The Youngest Teacher had found her clew. She was sitting beside an embryonic tragedy queen, a histrionic genius in the rough.

"Well, you're near Langtry's size," she admitted, "and the shape of your face is something like hers."

Adelina relaxed her pose.

"Yes, I guess it's so. At first I wasn't very well suited, I'd hoped I'd be more like Bernhardt. I just adore the thin, mysterious, snaky kind, don't you? I think those serpentine, willowy, tigerish, squirmy actresses are perfectly splendid. They're so fascinating, and they can wear such lovely, queer clothes. I wouldn't have minded being like Mrs. Pat Campbell, either. There's something awfully taking about that hollow-chested, loppy sort of woman. But you just can't choose what you'll look like. I got long enough for anything, but then I just began to spread out and get fat, and there wasn't any stopping it, so I had to give up any idea of being the willowy kind. I was awfully disappointed for a while, and I hardly ate anything for months, trying to stay thin, but it didn't make a bit of difference. I kept right on getting fat just the same. After all, it isn't shape that counts so much if you've got genius. Mary Anderson's pictures look awfully healthy, and I know lots of folks think Langtry's finer than Bernhardt. Which do you like best?"
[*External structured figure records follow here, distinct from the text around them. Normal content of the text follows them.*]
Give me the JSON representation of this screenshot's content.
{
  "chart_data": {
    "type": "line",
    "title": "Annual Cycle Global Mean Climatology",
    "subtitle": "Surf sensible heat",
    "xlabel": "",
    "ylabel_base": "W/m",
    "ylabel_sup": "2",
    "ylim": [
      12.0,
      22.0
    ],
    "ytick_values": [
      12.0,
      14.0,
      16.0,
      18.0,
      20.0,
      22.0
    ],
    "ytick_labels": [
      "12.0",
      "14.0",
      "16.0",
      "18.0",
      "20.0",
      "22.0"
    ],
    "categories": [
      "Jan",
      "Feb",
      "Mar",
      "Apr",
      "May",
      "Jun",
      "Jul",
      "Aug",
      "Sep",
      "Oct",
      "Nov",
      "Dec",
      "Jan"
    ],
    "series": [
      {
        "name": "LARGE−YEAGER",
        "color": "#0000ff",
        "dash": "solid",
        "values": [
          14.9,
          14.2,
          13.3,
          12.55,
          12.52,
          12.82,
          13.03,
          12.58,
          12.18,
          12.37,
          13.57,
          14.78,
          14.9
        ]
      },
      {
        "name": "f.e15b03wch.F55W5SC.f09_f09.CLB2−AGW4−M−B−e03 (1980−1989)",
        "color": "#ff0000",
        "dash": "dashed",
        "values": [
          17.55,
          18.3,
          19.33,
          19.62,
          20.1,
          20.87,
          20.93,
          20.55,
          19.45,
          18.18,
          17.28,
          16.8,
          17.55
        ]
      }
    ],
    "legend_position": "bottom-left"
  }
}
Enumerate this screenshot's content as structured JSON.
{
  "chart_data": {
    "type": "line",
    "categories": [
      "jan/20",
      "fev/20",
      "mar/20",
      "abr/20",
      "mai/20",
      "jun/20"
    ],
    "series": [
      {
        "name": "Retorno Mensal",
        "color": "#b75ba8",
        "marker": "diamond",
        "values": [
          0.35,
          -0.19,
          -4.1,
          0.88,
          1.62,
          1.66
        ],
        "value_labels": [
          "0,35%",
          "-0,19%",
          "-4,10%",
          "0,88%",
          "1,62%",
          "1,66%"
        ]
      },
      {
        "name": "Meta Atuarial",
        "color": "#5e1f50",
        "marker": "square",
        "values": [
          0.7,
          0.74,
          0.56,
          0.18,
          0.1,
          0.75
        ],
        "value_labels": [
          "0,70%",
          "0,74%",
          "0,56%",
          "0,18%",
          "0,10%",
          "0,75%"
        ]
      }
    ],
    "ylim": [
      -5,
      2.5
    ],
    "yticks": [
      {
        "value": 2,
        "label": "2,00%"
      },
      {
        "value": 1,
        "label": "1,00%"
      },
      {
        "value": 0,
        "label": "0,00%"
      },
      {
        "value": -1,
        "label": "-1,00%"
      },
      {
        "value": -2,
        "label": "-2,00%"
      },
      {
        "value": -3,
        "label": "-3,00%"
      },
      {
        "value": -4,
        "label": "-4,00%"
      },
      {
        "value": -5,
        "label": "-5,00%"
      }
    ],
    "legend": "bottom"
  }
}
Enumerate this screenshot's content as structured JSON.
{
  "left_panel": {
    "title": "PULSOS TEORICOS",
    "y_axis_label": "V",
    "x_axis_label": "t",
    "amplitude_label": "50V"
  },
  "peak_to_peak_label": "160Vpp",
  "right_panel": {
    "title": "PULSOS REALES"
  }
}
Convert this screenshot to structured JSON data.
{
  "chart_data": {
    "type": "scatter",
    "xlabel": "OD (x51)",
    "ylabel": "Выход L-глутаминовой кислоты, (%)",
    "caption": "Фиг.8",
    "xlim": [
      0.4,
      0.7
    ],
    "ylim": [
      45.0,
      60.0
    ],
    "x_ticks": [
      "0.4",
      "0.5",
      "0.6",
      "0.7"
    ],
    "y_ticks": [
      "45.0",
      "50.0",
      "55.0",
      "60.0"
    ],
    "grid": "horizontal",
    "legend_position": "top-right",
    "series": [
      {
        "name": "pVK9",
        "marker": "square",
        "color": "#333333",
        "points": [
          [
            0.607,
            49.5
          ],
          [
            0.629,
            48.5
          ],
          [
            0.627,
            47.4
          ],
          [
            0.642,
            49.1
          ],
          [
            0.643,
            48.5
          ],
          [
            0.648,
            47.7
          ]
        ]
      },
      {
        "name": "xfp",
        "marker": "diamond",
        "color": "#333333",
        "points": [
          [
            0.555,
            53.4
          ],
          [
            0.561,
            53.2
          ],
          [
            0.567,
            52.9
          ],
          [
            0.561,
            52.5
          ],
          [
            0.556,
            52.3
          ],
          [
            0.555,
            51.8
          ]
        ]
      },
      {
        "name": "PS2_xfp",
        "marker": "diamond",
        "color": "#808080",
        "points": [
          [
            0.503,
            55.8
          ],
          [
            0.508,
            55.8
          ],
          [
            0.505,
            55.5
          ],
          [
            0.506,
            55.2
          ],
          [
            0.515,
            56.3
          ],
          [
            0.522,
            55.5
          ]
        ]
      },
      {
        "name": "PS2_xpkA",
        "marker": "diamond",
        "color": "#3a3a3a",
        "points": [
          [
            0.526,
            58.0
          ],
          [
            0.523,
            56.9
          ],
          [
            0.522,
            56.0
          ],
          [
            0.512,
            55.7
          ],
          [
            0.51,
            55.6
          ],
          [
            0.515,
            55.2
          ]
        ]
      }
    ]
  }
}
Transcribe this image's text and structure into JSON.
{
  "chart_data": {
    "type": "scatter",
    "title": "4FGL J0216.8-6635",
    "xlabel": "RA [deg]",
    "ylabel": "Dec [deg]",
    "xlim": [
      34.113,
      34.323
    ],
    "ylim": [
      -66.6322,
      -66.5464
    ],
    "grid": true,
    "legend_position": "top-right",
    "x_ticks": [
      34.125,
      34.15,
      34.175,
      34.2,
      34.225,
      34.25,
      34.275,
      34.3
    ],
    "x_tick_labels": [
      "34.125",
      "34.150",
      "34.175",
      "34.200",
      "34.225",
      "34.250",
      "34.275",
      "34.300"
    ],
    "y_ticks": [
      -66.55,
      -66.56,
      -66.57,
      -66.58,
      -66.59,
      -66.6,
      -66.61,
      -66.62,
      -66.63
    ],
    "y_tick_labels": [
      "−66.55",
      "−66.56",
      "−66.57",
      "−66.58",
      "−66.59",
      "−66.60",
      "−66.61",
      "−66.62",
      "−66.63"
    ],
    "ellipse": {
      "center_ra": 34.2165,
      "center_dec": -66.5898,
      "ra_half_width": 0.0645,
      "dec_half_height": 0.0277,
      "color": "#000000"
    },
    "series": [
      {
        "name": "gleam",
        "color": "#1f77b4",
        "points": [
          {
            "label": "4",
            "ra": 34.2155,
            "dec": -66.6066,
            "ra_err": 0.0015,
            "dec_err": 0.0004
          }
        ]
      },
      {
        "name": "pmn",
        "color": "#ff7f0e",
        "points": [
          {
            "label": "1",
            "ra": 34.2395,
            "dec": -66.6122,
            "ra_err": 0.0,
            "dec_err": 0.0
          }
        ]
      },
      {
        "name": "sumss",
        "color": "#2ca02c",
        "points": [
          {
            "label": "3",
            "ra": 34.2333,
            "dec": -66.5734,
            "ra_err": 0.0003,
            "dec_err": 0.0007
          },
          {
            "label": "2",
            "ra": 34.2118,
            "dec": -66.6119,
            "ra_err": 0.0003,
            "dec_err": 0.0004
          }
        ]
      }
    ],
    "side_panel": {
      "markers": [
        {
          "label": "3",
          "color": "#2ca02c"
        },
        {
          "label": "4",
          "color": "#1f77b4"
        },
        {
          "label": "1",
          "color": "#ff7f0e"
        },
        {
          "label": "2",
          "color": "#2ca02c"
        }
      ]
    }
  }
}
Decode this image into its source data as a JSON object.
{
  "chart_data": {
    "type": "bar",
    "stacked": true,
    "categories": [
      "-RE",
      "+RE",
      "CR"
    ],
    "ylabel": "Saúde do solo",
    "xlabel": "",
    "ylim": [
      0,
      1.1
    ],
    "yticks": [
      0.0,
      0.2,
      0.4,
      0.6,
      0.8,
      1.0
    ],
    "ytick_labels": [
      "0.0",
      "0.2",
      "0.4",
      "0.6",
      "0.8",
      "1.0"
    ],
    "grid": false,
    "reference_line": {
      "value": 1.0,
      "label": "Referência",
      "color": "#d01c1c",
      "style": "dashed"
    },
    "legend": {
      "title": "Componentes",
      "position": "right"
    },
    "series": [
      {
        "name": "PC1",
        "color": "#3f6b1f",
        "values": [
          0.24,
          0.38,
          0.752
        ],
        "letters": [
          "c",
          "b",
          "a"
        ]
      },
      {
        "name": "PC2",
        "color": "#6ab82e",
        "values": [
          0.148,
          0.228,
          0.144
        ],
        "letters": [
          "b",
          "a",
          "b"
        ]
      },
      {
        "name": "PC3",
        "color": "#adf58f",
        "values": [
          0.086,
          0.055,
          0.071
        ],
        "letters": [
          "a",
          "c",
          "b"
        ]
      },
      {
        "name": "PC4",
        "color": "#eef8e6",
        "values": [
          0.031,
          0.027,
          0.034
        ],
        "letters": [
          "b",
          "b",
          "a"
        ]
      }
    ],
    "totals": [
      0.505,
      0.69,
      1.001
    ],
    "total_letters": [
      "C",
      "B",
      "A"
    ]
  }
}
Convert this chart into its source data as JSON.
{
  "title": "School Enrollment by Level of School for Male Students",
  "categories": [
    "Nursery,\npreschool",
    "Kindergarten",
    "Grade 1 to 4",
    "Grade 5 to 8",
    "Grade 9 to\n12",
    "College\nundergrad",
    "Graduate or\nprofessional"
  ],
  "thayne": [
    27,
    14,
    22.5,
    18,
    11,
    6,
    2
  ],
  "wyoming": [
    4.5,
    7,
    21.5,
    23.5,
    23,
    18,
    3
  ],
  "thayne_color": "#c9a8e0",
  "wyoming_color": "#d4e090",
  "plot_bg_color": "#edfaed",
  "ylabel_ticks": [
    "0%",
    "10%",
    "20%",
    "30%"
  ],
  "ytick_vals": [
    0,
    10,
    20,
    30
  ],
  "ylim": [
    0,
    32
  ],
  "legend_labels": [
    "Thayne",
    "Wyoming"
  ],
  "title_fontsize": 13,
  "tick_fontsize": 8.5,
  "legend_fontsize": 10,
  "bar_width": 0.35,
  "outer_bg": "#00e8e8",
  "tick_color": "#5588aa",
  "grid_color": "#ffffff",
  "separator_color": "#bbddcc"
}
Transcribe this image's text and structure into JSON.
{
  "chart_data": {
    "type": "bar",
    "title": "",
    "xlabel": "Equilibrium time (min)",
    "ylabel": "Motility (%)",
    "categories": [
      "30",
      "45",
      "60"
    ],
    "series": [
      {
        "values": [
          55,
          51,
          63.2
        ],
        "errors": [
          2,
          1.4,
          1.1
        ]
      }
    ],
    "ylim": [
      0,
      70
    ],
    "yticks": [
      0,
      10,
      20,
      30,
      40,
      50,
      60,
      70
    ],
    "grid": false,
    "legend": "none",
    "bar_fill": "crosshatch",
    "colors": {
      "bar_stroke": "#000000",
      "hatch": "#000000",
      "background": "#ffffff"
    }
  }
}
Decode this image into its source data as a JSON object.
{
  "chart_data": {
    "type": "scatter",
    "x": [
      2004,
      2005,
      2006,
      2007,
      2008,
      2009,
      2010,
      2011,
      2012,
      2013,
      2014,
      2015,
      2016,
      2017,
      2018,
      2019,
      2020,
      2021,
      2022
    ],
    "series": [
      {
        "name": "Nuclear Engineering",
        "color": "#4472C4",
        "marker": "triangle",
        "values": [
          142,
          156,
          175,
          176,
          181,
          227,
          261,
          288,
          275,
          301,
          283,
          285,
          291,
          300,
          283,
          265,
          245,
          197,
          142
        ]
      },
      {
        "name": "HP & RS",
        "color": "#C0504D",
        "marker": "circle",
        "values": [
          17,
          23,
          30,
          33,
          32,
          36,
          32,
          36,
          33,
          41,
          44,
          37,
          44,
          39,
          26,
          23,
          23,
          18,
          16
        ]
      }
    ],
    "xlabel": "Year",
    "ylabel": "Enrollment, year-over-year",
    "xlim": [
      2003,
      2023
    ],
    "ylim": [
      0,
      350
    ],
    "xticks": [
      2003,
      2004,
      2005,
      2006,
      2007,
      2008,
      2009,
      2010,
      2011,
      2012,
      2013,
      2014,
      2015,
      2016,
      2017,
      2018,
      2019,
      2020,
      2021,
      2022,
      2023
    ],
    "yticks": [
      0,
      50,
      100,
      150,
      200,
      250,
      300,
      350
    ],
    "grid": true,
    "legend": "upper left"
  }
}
Belinda diplomatically evaded the question. "You hope to go on the stage?" she asked.

Adelina lapsed into tragedy. "I'd die if I couldn't. I was just born for the stage. Papa and the boys don't seem to understand. They think I'm silly, stage-struck, like girls who go on in the chorus and are Amazons and things. I can't make them see that I'm going to be a star, and that being a great actress is an entirely different thing from being an Amazon. Folks up home are all so dreadfully narrow. A genius hardly ever gets sympathy in her own home, though. I've read lots of lives that showed that—but you can't keep real genius down."

The retiring bell rang.

Belinda rose with alacrity.

In her own room, with the door closed behind her, she gave way to unseemly mirth. Then she sallied forth to tell Miss Barnes of the young Rachel within their gates; but there was a troubled look from between her twinkling eyes.